SELEZIONE MAESTRO DI SCI.

Mi dicevano sciassi bene. C’era un po’ di tempo libero tra fine liceo e inizio università e decisi di approfittare di quella pausa e tentare la selezione di maestro di sci.
Ci andai a cuor leggero. Mi interessava ottenere la patacca di maestro per saltare le code, non pagare lo skipass e insegnare a Natale e Pasqua.
Passai la selezione, venni promosso ai corsi e mi guadagnai i galloni di maestro di sci. È così mi son trovato a percorrere la via e la vita del maestro di sci a tempo pieno.
La selezione si svolgeva a Selvino, nella bergamasca. Mai sentito di quel posto e dovetti cercarlo sulla cartina stradale. All’epoca non c’erano i navigatori. Ci arrivai la mattina stessa da Milano. Non mi piacque. Non era vera montagna, quella delle alte cime rocciose e innevate, quella di tanta neve e freddo.
A Selvino quel giorno era caldo e la neve non era un granché. Non ricordo che scarponi calzassi, ma gli sci, quelli li ricordo bene: Dynamic VR17. Gli sci di Jean Claude Killy. Era il terzo paio della mia vita. Neri con i fianchi gialli e in punta, sulla soletta, erano impressi i valori elastici di punta e coda. Riflettiamo un attimo su questo particolare. Si trattava di un’azienda decisamente troppo avanti o le aziende odierne sono rimaste indietro ?!!!
Per la selezione però mi mancava un elemento dell’attrezzatura: i calzoni da sci che all’epoca erano aderenti e con una bella banda colorata sul fianco. Non li avevo e non volevo comprarli e così mi feci prestare da un cugino un paio di pantavento Kway! Il problema era che sciavo da anni in blue-jeans. Per di più pieni di pezze.Gaspa_jeans_toppe1 La moda a quei tempi era quella. Indossavi i jeans ed eri un duro. In effetti lo dovevi essere perché erano freddissimi. Ricordo che un inverno scoprimmo che un “amico” ne aveva un paio foderati. Già non era molto forte ma dopo la scoperta fu espulso dal gruppo. A quei tempi l’ordine di misura dell’essere sciatore era: sci appiccicati tra di loro, il più alto numero di curve possibile e sfacciataggine nei confronti del freddo. Quest’ultima voce era verificata solo quando si indossavano freddissimi blue jeans.

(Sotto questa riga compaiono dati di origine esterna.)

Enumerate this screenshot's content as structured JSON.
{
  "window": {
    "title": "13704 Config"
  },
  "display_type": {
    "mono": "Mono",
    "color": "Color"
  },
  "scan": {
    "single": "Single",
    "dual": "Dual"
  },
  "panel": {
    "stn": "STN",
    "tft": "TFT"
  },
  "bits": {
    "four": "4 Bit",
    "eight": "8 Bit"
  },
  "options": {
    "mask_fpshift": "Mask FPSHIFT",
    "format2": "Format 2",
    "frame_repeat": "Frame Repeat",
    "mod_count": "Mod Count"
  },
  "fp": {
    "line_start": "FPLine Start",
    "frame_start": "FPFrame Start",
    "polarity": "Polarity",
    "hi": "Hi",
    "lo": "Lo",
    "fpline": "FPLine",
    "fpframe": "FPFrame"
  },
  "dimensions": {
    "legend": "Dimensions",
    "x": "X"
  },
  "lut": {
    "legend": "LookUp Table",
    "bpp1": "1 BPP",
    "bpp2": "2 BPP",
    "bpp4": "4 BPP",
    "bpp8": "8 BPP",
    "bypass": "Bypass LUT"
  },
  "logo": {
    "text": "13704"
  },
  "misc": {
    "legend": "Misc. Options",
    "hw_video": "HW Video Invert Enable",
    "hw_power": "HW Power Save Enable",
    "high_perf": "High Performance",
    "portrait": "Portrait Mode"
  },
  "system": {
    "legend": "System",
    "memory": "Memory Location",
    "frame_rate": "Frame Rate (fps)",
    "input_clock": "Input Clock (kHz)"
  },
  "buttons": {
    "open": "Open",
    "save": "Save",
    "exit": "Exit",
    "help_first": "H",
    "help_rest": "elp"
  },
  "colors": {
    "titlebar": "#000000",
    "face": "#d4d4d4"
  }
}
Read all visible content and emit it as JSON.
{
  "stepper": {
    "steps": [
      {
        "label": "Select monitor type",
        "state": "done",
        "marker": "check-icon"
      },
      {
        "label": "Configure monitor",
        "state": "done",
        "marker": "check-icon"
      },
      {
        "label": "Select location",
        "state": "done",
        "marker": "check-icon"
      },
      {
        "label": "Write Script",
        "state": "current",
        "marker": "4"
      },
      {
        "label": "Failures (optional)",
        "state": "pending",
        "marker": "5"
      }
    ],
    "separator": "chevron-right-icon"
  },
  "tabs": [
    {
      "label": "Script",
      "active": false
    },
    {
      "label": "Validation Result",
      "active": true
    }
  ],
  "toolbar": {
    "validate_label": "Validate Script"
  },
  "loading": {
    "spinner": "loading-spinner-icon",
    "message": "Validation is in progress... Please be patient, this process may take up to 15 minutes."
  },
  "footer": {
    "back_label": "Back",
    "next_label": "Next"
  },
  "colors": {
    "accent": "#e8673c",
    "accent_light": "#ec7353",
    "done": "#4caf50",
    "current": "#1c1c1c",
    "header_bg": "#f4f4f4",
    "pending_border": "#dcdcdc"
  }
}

L’abito non fa il monaco, ma mi sembrava offensivo presentarmi alla selezione di maestro con un paio di jeans pezzati o forse anche solo autolesionistico agli occhi degli esaminatori. Ribadisco che a quei tempi tra i criteri selettivi era fondamentale lo stile.
Coi miei bei pantavento KWAY mi sembrava d’essere a posto.
Decisi di fare un po’ di discese di riscaldamento per prendere contatto con la neve.
A metà di una discesa incontro un tipo che mi ferma e mi domanda: “Sei qui per la selezione?”
“Si, anche tu?”
“Si certo. Ti ho guardato sciare e mi ricordi tantissimo uno che scia a Livigno. Ma quello scia sempre e solo in neve fresca e poi ha un paio di jeans pieni di pezze!”
Mi chinai e facendo scorrere la lampo mostrai i miei jeans pezzati. “Sono io!”
Non so se fui più orgoglioso dei miei jeans o degli elogi di sciatore – sempre – fuori pista.
Bisogna tener presente che erano gli anni della rivolta e anche sulla neve i jeans e le pezze erano manifestazioni del periodo politico e sociale. Non si parlava ancora un gran che di neve profonda, polverosa e men che meno di free ride ma sentivo la sciata nelle neve fresca come la più vera. La più pura. In quella neve non si poteva e non si può barare. Se hai tecnica, sensibilità e forse una naturale o generica simbiosi con la sua profondità … ti senti bene. Un vero sciatore anzi il vero sciatore. Oggi quanto scrivo suonerà tutto come già sentito ma all’epoca – parliamo di 45 anni fa – ero doppiamente rivoluzionario: per i jeans e per sciare solo in neve fresca!